Unpin before critical exit.

This revision now requires review to proceed.Dec 14 2020, 9:24 PM
This revision is now accepted and ready to land.Dec 14 2020, 9:58 PM
bdrewery added inline comments.
sys/amd64/amd64/pmap.c
3008

@kib From my limited understanding this change was mostly affecting user mapped pages. But I do see that this adds in a sched_pin, *.pm_gen = 0, and atomic_thread_fence_seq_cst before the kernel space invalidations too. Is there any significance there in terms of fixed functionality for kernel pages?

sys/amd64/amd64/pmap.c
3008

Kernel pmap is formally active on all CPUs, and must never be deactivated. In other words, it is never the ongoing or outgoing target of pmap_activate{,_sw}(). TLB consistency handling cannot be delayed for kernel pmap.

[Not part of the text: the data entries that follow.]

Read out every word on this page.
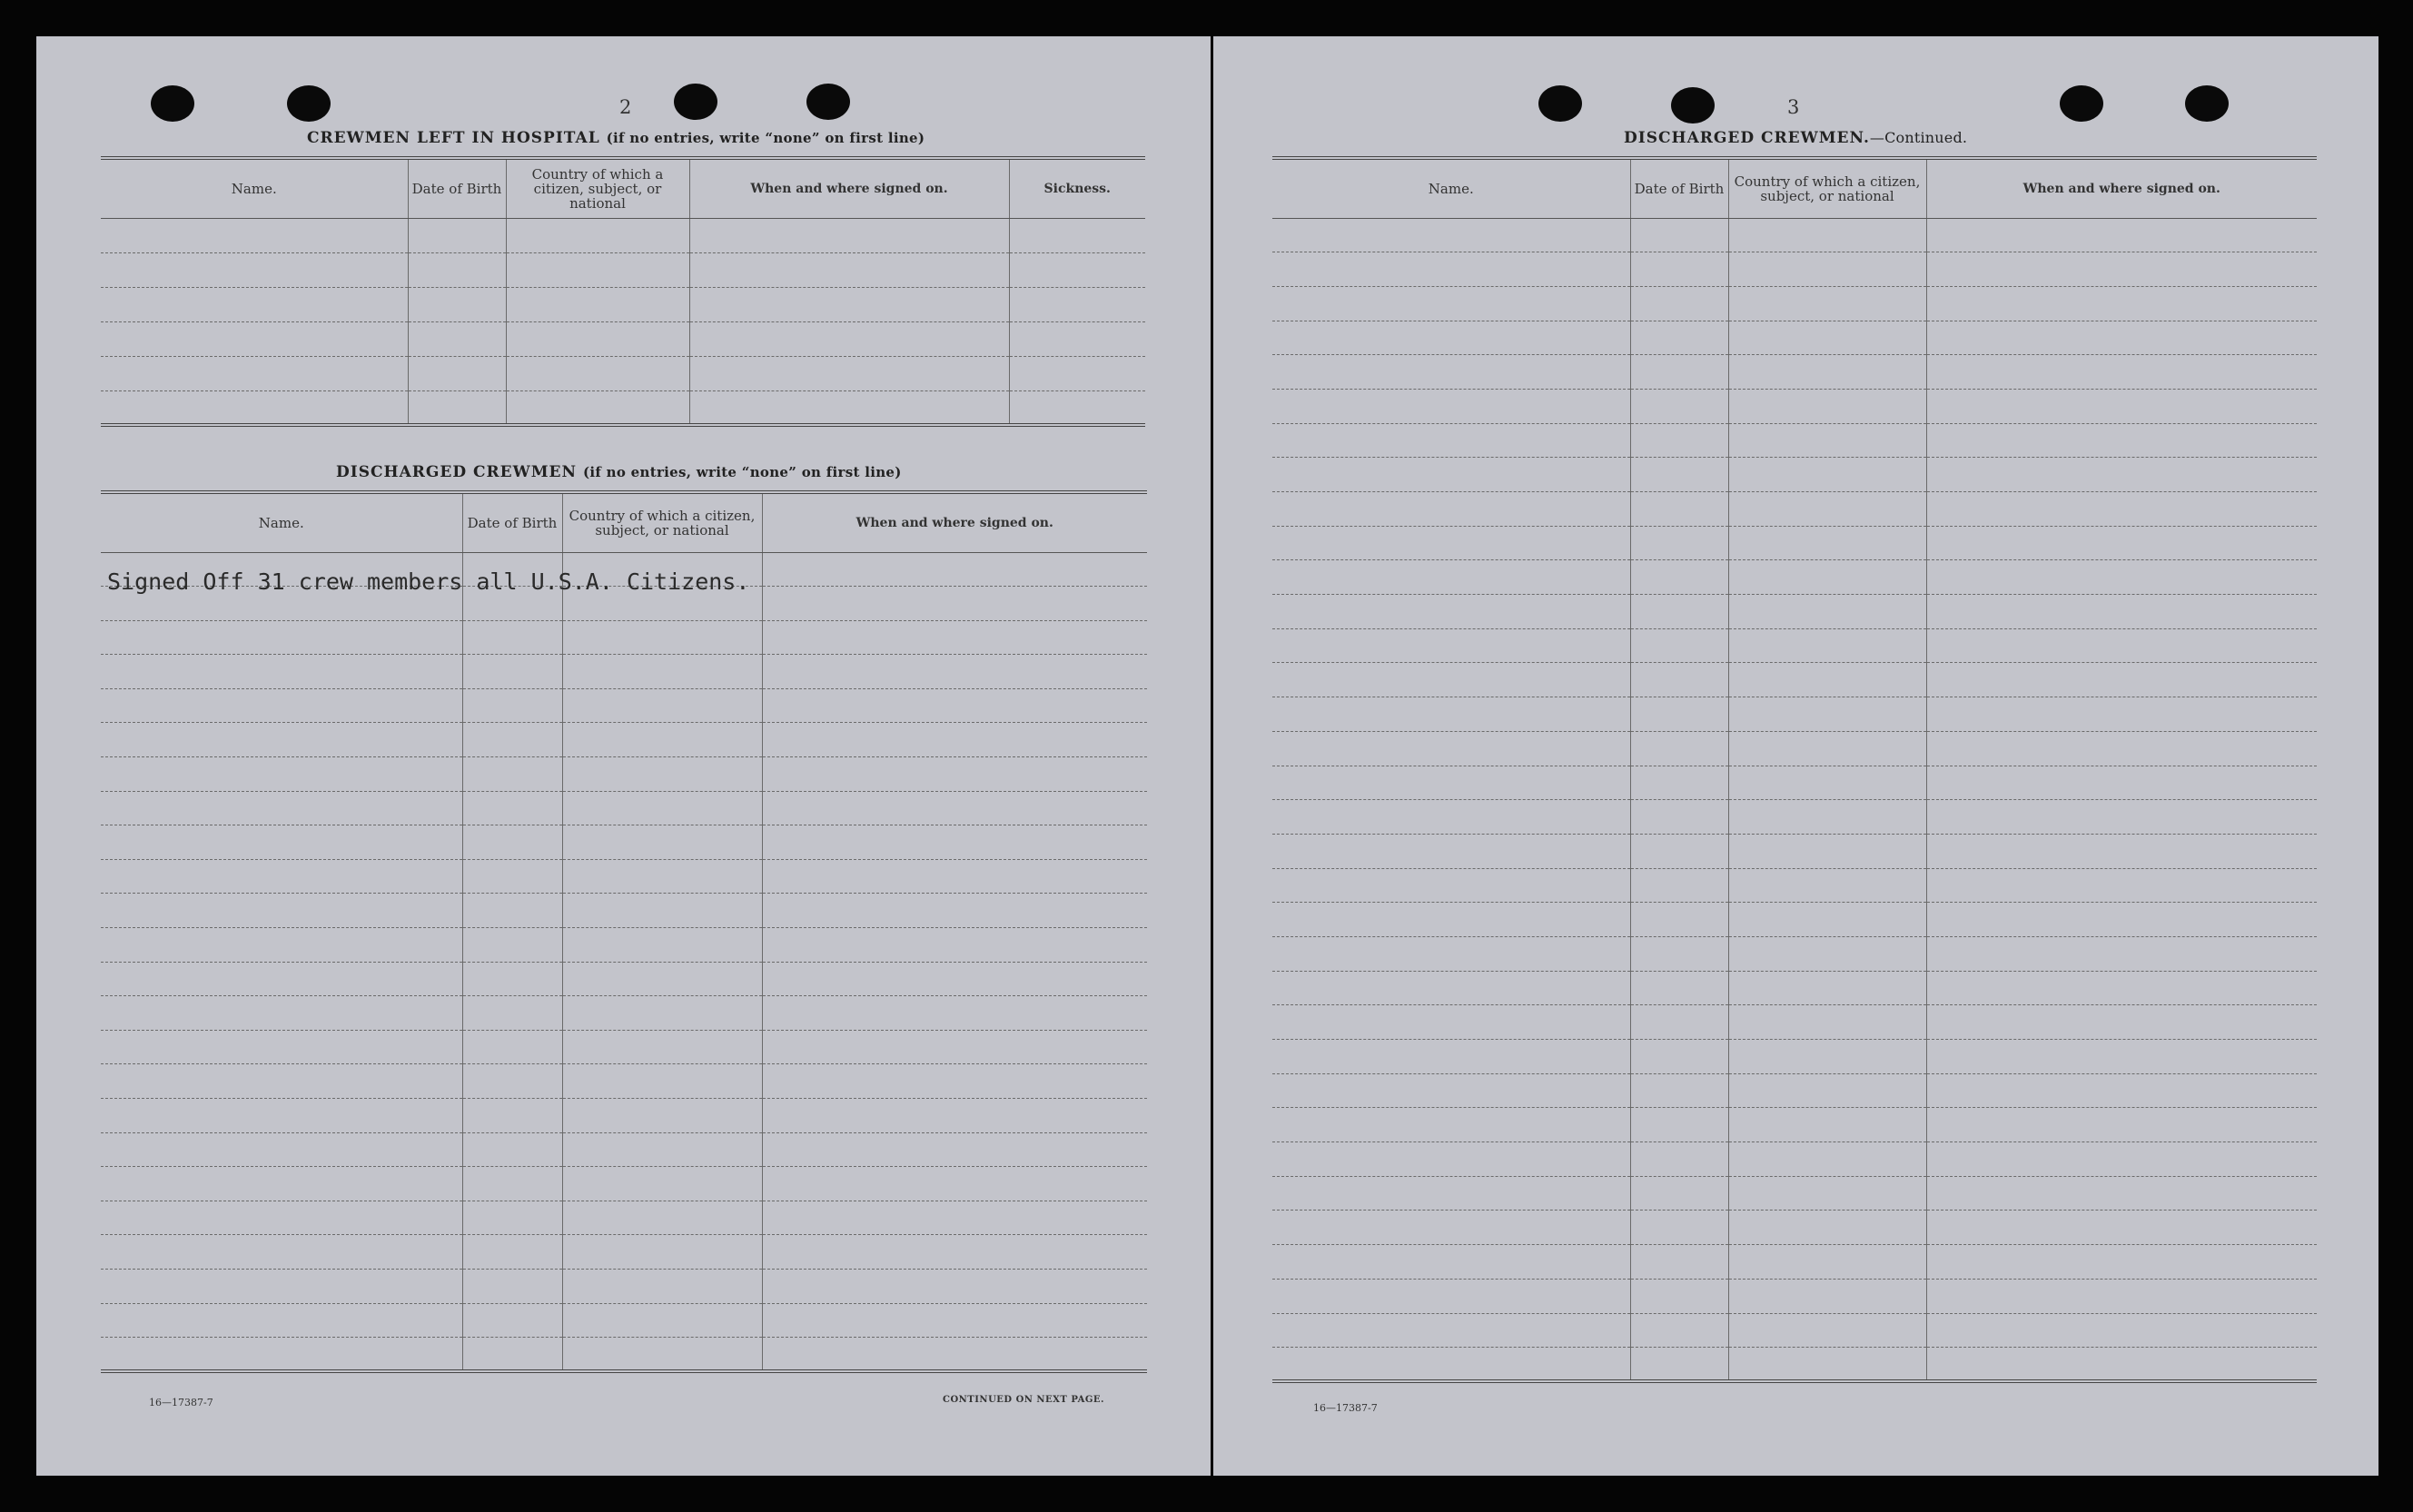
2
CREWMEN LEFT IN HOSPITAL (if no entries, write “none” on first line)
Name.	Date of Birth	Country of which a citizen, subject, or national	When and where signed on.	Sickness.

DISCHARGED CREWMEN (if no entries, write “none” on first line)
Name.	Date of Birth	Country of which a citizen, subject, or national	When and where signed on.

Signed Off 31 crew members all U.S.A. Citizens.
16—17387-7	CONTINUED ON NEXT PAGE.
3
DISCHARGED CREWMEN.—Continued.
Name.	Date of Birth	Country of which a citizen, subject, or national	When and where signed on.

16—17387-7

If I understand your question right, then:

  • sched_pin() is absolutely required for correctness of the IPI operation
  • clearing of the pm_gen is not important for the correctness of TLB invalidation operation, it is short-circuited in pmap_pcid_alloc(), see the first check for PMAP_PCID_KERN
  • seq_cst() fence in preipi is probably not important but I did not analyzed it completely

Avoiding zeroing pm_gen for kernel_pmap is probably not worth it. Removing seq_cst() barrier when invalidation is done for kernel_pmap might be a reasonable but very minor optimization, since the cost of broadcast IPI makes this additional lock;addl non-observable, I believe, even if it can be removed.